ROYAL PALACE MASTERPIECES: portrait of Lady Digby

Lady Venetia Digby as allegory of Prudence, painted by Antoon Van Dyck in 1633 (oil on canvas, 242 x 155 cm), is found in the inventory of the Royal Palace since 1857 and today is exposed in the Left Antechamber. Venetia Stanley, wife of Sir Kenelm Digby, was one of the most admired ladies of the English aristocracy at the time of King Charles I: her love adventures were as famous as her beauty, exalted by a complexion compared to the "roses of Damascus".

The painting of the Royal Palace is both a memory of fresh beauty and an authentic symbolic "monument" to the virtues of the lady, probably executed immediately after her early death on May 1, 1633.

In the portrait three cupids carry a laurel wreath on the head of the noblewoman as a homage to her virtue. Dressed in a wide red cloak "old fashioned" but with a hairstyle and jewels that correspond to the fashion of her time, the lady is sitting on a simple square block of stone, a symbol of moral solidity.

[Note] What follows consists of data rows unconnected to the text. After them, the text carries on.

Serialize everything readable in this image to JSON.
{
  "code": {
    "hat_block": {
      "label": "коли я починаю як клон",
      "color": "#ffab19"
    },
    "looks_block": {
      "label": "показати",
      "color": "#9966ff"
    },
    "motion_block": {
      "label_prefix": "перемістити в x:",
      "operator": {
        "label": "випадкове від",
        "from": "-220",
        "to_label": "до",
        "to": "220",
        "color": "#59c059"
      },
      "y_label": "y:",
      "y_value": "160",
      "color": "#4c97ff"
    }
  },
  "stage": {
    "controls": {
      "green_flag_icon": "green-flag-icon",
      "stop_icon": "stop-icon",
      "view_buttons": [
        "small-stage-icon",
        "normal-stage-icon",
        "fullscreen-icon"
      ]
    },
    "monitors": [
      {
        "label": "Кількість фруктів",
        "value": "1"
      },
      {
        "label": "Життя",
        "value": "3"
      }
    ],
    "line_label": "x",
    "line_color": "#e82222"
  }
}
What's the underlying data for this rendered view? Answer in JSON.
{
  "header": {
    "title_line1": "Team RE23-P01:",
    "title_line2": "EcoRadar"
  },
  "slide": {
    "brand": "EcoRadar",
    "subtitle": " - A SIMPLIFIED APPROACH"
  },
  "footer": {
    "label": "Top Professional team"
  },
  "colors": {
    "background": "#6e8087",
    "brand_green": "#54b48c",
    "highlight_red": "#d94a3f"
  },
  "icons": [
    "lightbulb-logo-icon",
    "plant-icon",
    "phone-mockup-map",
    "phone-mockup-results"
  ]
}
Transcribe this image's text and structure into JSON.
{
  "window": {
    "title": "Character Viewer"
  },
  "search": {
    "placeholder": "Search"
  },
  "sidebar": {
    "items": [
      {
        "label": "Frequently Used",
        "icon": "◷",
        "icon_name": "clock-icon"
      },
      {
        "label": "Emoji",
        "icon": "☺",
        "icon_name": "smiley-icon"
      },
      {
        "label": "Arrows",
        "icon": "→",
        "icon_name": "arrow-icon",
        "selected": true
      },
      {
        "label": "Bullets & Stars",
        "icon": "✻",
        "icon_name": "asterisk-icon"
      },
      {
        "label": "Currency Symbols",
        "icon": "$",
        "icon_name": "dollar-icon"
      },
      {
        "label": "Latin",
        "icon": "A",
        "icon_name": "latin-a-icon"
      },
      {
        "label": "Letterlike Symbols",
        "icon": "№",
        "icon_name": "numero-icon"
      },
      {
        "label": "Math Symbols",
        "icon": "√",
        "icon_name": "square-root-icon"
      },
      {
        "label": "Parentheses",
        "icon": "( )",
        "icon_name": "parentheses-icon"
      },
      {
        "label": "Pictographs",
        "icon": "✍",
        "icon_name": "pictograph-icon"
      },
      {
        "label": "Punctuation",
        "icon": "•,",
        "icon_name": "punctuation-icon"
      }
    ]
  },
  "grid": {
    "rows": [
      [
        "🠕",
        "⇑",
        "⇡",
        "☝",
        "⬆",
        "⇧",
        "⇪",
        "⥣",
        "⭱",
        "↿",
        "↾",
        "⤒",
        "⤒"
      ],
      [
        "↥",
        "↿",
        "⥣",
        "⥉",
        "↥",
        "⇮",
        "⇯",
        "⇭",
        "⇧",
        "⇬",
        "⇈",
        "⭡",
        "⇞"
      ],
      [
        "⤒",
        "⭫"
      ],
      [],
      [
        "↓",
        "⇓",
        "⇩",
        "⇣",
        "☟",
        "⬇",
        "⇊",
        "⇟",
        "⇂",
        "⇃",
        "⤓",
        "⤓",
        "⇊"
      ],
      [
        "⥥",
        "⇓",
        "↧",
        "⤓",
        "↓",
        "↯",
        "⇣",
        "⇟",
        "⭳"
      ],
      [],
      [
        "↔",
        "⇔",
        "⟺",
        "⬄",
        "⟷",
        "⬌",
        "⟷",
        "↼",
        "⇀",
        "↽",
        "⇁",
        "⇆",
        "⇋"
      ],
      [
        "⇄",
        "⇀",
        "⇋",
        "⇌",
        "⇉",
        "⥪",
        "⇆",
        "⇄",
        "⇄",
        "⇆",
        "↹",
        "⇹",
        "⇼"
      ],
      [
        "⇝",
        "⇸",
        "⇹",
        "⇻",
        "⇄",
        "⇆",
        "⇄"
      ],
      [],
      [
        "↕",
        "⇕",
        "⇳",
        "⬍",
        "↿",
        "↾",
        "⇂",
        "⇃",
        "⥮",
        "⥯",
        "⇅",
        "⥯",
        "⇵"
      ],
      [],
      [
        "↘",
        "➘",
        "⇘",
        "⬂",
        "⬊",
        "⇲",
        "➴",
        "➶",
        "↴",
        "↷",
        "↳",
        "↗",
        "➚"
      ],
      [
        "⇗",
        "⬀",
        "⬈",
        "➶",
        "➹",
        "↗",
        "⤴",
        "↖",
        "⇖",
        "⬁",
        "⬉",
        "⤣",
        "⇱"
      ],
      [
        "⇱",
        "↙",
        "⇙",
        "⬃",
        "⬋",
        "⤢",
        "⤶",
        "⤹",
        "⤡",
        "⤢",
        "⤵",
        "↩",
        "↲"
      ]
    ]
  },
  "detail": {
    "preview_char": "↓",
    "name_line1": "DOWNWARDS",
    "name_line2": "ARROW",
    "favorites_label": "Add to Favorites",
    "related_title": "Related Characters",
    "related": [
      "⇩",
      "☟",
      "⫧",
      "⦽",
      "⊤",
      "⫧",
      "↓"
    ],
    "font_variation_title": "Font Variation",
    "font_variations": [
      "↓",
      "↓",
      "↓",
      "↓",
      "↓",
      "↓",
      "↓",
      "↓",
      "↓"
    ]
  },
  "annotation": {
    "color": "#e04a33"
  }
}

Van Dyck exalts the freshness of the young woman’s complexion, even proverbial in the circles of the London aristocracy. Lady Venetia fondles two white doves, a symbol of innocence and marital fidelity. In the right hand she holds a snake, traditional attribute of the virtue of Prudence: this detail has made erroneously think in the past that it could be a reference to Queen Cleopatra.

 On the left, three allegorical figures lie on the ground: in the background the Fraud, with two faces and chained; further on, the Profane love, blindfolded, and another Cupid in tears, with the torch off and with the legs ending in a snake’s tail, as an allusion to sin.

A splendid example of a great baroque portrait, it shows the intelligent mediation between Italy and Flanders, and in particular between Titian and Rubens, the constant points of reference for Van Dyck. The rich celebration of symbols and allegorical figures is combined with the radiant image of the beautiful lady, in a dynamic and refined pose.